= Bertha Landers =

American painter

Bertha Mae Landers (1911–1996) was an American painter and printmaker.

A native of Winnsboro, Texas, where she was raised, Landers graduated from Sul Ross State Teachers College in 1931 with a bachelor's degree in art. She studied at the Colorado Springs Fine Arts Center and at the Art Students League of New York, at the latter working under the tutelage of Reginald Marsh. Further lessons occurred under Olin Travis at the Dallas Art Institute and with Henry Varnum Poor and Arnold Blanch. Long employed by the Dallas Public Library, she founded its audiovisual department in 1942. She began to be active in California in the 1930s, while still living in Dallas, and later settled in the state. In Escondido, in 1956, she founded Landers Film and Video Reviews; she died in San Diego.

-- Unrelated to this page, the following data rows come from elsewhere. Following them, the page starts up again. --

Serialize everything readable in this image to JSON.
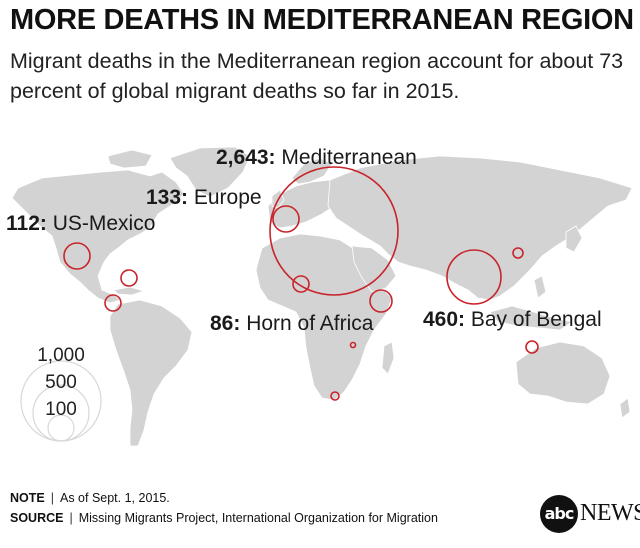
{
  "title": "MORE DEATHS IN MEDITERRANEAN REGION",
  "subtitle": "Migrant deaths in the Mediterranean region account for about 73 percent of global migrant deaths so far in 2015.",
  "labels": [
    {
      "value": "2,643:",
      "name": "Mediterranean"
    },
    {
      "value": "133:",
      "name": "Europe"
    },
    {
      "value": "112:",
      "name": "US-Mexico"
    },
    {
      "value": "86:",
      "name": "Horn of Africa"
    },
    {
      "value": "460:",
      "name": "Bay of Bengal"
    }
  ],
  "legend": [
    "1,000",
    "500",
    "100"
  ],
  "footer": {
    "note_label": "NOTE",
    "note_text": "As of Sept. 1, 2015.",
    "source_label": "SOURCE",
    "source_text": "Missing Migrants Project, International Organization for Migration"
  },
  "logo": {
    "mark": "abc",
    "text": "NEWS"
  },
  "colors": {
    "circle": "#c8242b",
    "land": "#d3d3d3",
    "text": "#222222"
  }
}
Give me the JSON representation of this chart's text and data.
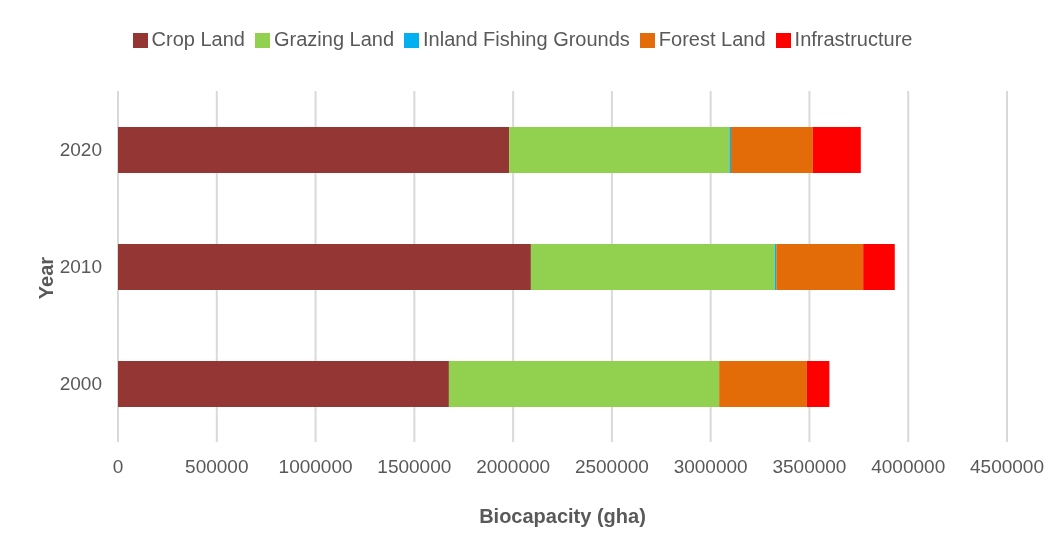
{
  "chart_data": {
    "type": "bar",
    "orientation": "horizontal",
    "stacked": true,
    "xlabel": "Biocapacity (gha)",
    "ylabel": "Year",
    "categories": [
      "2020",
      "2010",
      "2000"
    ],
    "series": [
      {
        "name": "Crop Land",
        "color": "#943634",
        "values": [
          1980000,
          2090000,
          1675000
        ]
      },
      {
        "name": "Grazing Land",
        "color": "#92d050",
        "values": [
          1115000,
          1235000,
          1368000
        ]
      },
      {
        "name": "Inland Fishing Grounds",
        "color": "#00b0f0",
        "values": [
          8000,
          7000,
          null
        ]
      },
      {
        "name": "Forest Land",
        "color": "#e36c09",
        "values": [
          414000,
          440000,
          444000
        ]
      },
      {
        "name": "Infrastructure",
        "color": "#ff0000",
        "values": [
          243000,
          160000,
          114000
        ]
      }
    ],
    "xlim": [
      0,
      4500000
    ],
    "xticks": [
      0,
      500000,
      1000000,
      1500000,
      2000000,
      2500000,
      3000000,
      3500000,
      4000000,
      4500000
    ],
    "grid": "x",
    "legend": "top"
  }
}
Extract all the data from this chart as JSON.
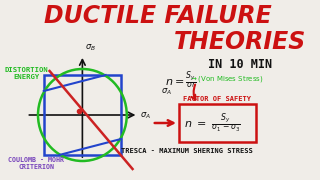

Landers belonged to a number of artistic organizations during her career, including the Southern States Art League, Southern Printmakers, and the Texas Fine Arts Association; she was a charter member of the National Museum of Women in the Arts. In 1939 she was one of eight women who founded the Printmakers Guild, later called Texas Printmakers, to challenge the male-dominated Lone Star Printmakers; the others were Lucile Land Lacy, Stella Lamond, Mary Lightfoot, Verda Ligon, Blanche McVeigh, Coreen Mary Spellman, and Lura Ann Taylor. During her career, she exhibited widely in Texas and California, showing work at venues elsewhere in the United States as well. In 1940 she held a one-woman show at the Dallas Museum of Art. That institution owns a gouache by her, Forgotten, as well as an etching and aquatint, Market Day, and nine lithographs. Four more prints, the 1946 screenprint Ad Infinitum and three lithographs are owned by the National Gallery of Art; they are part of the donation made to the museum by Reba and Dave Williams of the Print Research Foundation in 2009. The 1914 lithograph Mexican Funeral is held by the Library of Congress. Works by Landers may also be found in the collections of the San Antonio Museum of Art, Southern Methodist University, and the University of Texas.